Last night at a parents’ open house, I was exposed to the work of Ken Robinson for the first time.
Robinson is attempting to lead the charge to entirely reconceptualize what we’re doing in education. The current model has as its impetus the preparing of people to serve an industrialized world, and it has as its goal the production of university professors.
But how do we prepare people to join in a different world, a different economy, and to capitalize on other sorts of gifts that are not professorial in nature?
Here is a nice, animated intro to the sorts of things he’s pushing us to consider:
He also gave a 2006 talk at TED that has become rather legendary:
These talks resonated with me for a couple of reasons.
One chord they struck is associated with the persistent nagging feeling I have that seminary is a really weird way to prepare people for pastoral ministry.
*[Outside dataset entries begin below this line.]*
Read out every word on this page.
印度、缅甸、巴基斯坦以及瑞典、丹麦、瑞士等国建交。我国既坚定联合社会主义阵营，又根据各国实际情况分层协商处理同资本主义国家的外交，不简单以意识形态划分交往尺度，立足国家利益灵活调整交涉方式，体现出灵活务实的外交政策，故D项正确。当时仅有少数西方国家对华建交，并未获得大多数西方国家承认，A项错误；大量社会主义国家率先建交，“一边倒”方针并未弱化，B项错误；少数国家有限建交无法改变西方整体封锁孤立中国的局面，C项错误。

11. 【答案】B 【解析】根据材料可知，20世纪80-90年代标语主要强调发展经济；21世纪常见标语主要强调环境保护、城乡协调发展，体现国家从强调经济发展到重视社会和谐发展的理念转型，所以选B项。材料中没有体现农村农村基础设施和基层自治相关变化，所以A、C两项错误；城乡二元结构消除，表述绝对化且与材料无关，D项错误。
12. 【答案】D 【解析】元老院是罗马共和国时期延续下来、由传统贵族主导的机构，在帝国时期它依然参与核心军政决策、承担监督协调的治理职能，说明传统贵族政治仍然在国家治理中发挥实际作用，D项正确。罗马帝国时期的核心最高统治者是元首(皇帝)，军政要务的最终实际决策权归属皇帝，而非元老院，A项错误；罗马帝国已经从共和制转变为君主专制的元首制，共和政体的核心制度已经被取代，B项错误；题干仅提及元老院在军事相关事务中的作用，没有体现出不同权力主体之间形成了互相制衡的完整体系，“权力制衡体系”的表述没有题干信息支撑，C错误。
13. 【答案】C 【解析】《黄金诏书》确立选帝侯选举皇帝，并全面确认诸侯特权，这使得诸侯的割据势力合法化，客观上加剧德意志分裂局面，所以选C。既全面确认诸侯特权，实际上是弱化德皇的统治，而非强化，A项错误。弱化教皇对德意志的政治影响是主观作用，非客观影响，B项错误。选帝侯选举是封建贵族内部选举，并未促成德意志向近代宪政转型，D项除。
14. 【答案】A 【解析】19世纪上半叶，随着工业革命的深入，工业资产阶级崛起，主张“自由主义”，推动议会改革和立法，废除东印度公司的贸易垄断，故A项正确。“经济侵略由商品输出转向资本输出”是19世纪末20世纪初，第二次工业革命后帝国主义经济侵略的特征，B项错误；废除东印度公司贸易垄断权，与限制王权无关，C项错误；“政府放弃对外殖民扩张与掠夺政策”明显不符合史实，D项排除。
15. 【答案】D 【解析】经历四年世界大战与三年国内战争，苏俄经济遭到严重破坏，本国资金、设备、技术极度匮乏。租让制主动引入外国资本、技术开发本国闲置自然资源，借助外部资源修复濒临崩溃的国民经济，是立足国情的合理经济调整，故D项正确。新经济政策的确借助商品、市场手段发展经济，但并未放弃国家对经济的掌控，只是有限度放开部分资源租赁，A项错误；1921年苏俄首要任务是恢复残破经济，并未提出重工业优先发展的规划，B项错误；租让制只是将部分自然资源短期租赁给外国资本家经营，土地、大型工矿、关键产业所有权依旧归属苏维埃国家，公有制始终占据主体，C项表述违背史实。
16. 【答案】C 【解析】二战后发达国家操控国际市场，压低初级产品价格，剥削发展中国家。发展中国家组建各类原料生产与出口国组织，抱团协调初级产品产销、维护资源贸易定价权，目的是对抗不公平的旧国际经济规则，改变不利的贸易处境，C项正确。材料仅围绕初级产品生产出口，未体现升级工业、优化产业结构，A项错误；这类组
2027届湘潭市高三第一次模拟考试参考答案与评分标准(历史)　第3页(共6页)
This has long seemed to me predicated on an idea of “preparedness for ministry” that is strangely university-like in its understanding of education, and perhaps too much a child of the enlightenment in its anticipation that the educated mind will produce an enlightened actor.
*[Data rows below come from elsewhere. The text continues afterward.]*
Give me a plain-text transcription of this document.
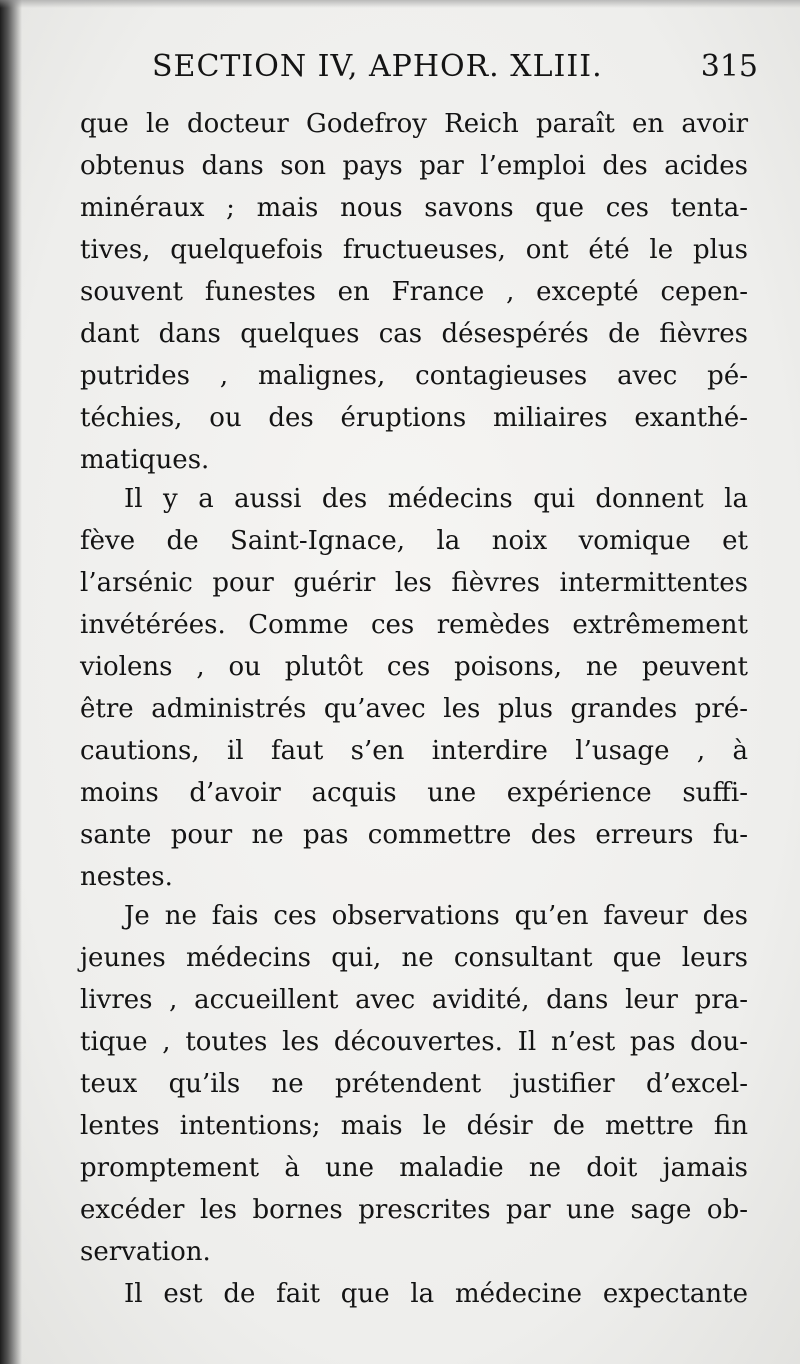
SECTION IV, APHOR. XLIII.	315
que le docteur Godefroy Reich paraît en avoir
obtenus dans son pays par l’emploi des acides
minéraux ; mais nous savons que ces tenta-
tives, quelquefois fructueuses, ont été le plus
souvent funestes en France , excepté cepen-
dant dans quelques cas désespérés de fièvres
putrides , malignes, contagieuses avec pé-
téchies, ou des éruptions miliaires exanthé-
matiques.
Il y a aussi des médecins qui donnent la
fève de Saint-Ignace, la noix vomique et
l’arsénic pour guérir les fièvres intermittentes
invétérées. Comme ces remèdes extrêmement
violens , ou plutôt ces poisons, ne peuvent
être administrés qu’avec les plus grandes pré-
cautions, il faut s’en interdire l’usage , à
moins d’avoir acquis une expérience suffi-
sante pour ne pas commettre des erreurs fu-
nestes.
Je ne fais ces observations qu’en faveur des
jeunes médecins qui, ne consultant que leurs
livres , accueillent avec avidité, dans leur pra-
tique , toutes les découvertes. Il n’est pas dou-
teux qu’ils ne prétendent justifier d’excel-
lentes intentions; mais le désir de mettre fin
promptement à une maladie ne doit jamais
excéder les bornes prescrites par une sage ob-
servation.
Il est de fait que la médecine expectante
The other reason I listened with interest is that Fuller is in the middle of an MDiv curriculum review. Here we are wrestling, in the narrower context of theological education, not only with the particular questions of what sorts of classes we want to teach, but also with the larger concerns of how to fit our product into the 21-century world.
What does it mean to be a school that does not exist for the perpetuation of school, but some other purpose outside itself–in our case, women and men equipped for the manifold (and boy do we ever mean “manifold” these days!) ministries of Christ and his church?
What do you think? [How] Does Seminary education need to change to take better account of not only the changing world but also who we are as people?